ISBN: 978-84-15601-16-6

556 páginas

28 €

Selección y edición de Elizabeth Chatwin y Nicholas Shakespeare

Traducción de Ismael Attrache y Carlos Mayor


Coradino Vega

En las anotaciones del que fuera director de la escuela en la que cursó su enseñanza primaria, aparece un rasgo definitorio del carácter de Bruce Chatwin que cualquier psicopedagogo actual diagnosticaría como trastorno por déficit de atención hiperactivo. Y es que la idea de su viuda y su biógrafo, al agrupar y comentar estas cartas que abarcan desde que el autor de En la Patagonia tenía ocho años hasta un mes antes de morir sin cumplir los cuarenta y nueve, parece pasar por que nos fijemos en la cartografía interior de quien fue uno de los escritores más itinerantes que se hayan conocido. Irresistible y seductor, tan consciente de su ingenio como de su atractivo, de una temprana cultura exuberante, fetichista, esnob, cariñoso, egoísta hasta la irritación, reservado, mordaz con tendencia a una agudeza ácida cuando no directamente cínica, de brillante sentido del humor y una locuacidad ciclotímica tan estimulante como exagerada, Chatwin despliega en su correspondencia un grado más del álter ego que aparece en sus principales libros sin entrar en los chismes íntimos que sí revelaron su biografía: “Yo no creo en eso de confesarlo todo”, le dijo a su amigo Paul Theroux.

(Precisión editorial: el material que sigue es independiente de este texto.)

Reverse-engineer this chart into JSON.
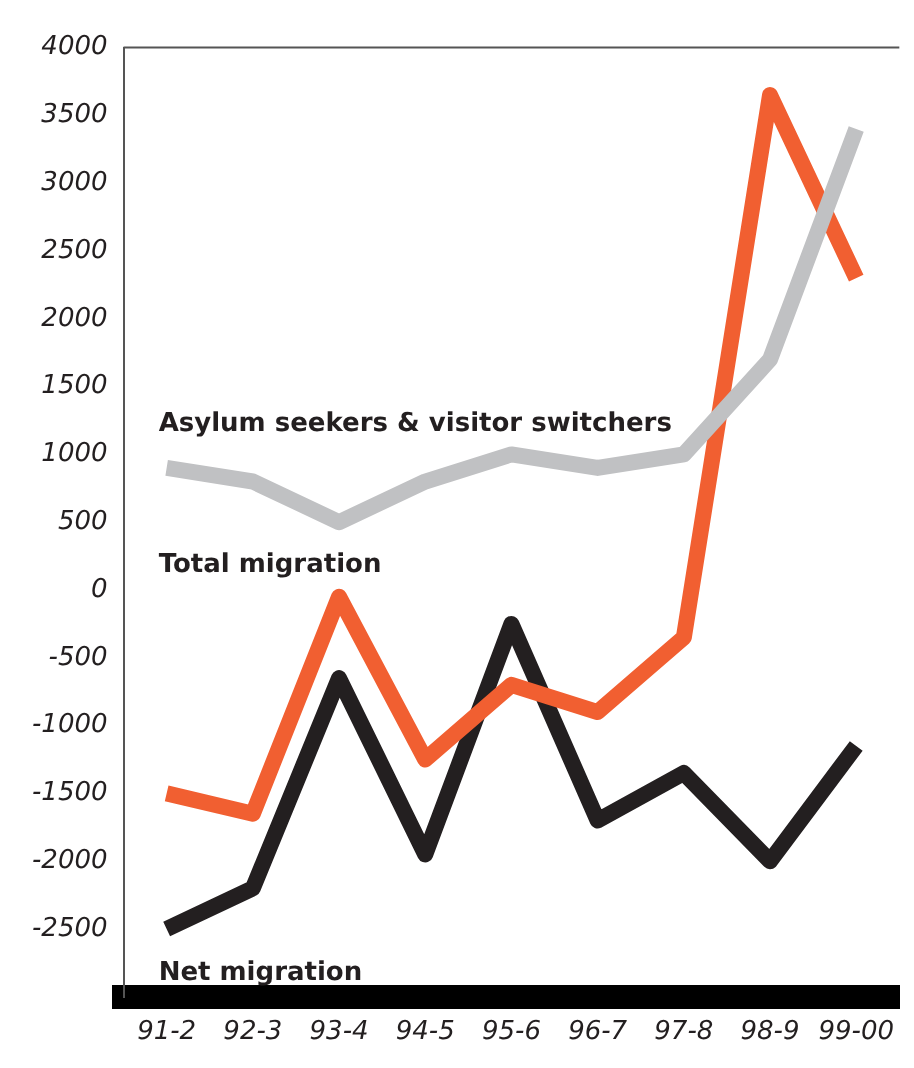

Pero si hay un cariz que presida en todo momento su temperamento, ése es el mismo que dirige sus pasos en zigzag por el mundo y que se torna en la propulsión de la mayor parte de su obra: la curiosidad por lo desconocido, por ir más allá, por penetrar en el misterio para extraer su belleza; la incapacidad de estarse quieto mucho tiempo en un mismo sitio; el ansia de busca, de huida y de intensidad, bajo la que subyace, según Enzensberger, “una presencia turbadora”, algo sobrio, solitario y conmovedor que hace que cada vez que releamos sus libros encontremos siempre una prueba de innovación, otro detalle de su genialidad, una veta que nos pone en la pista del poderoso legado de lo que dejó escrito.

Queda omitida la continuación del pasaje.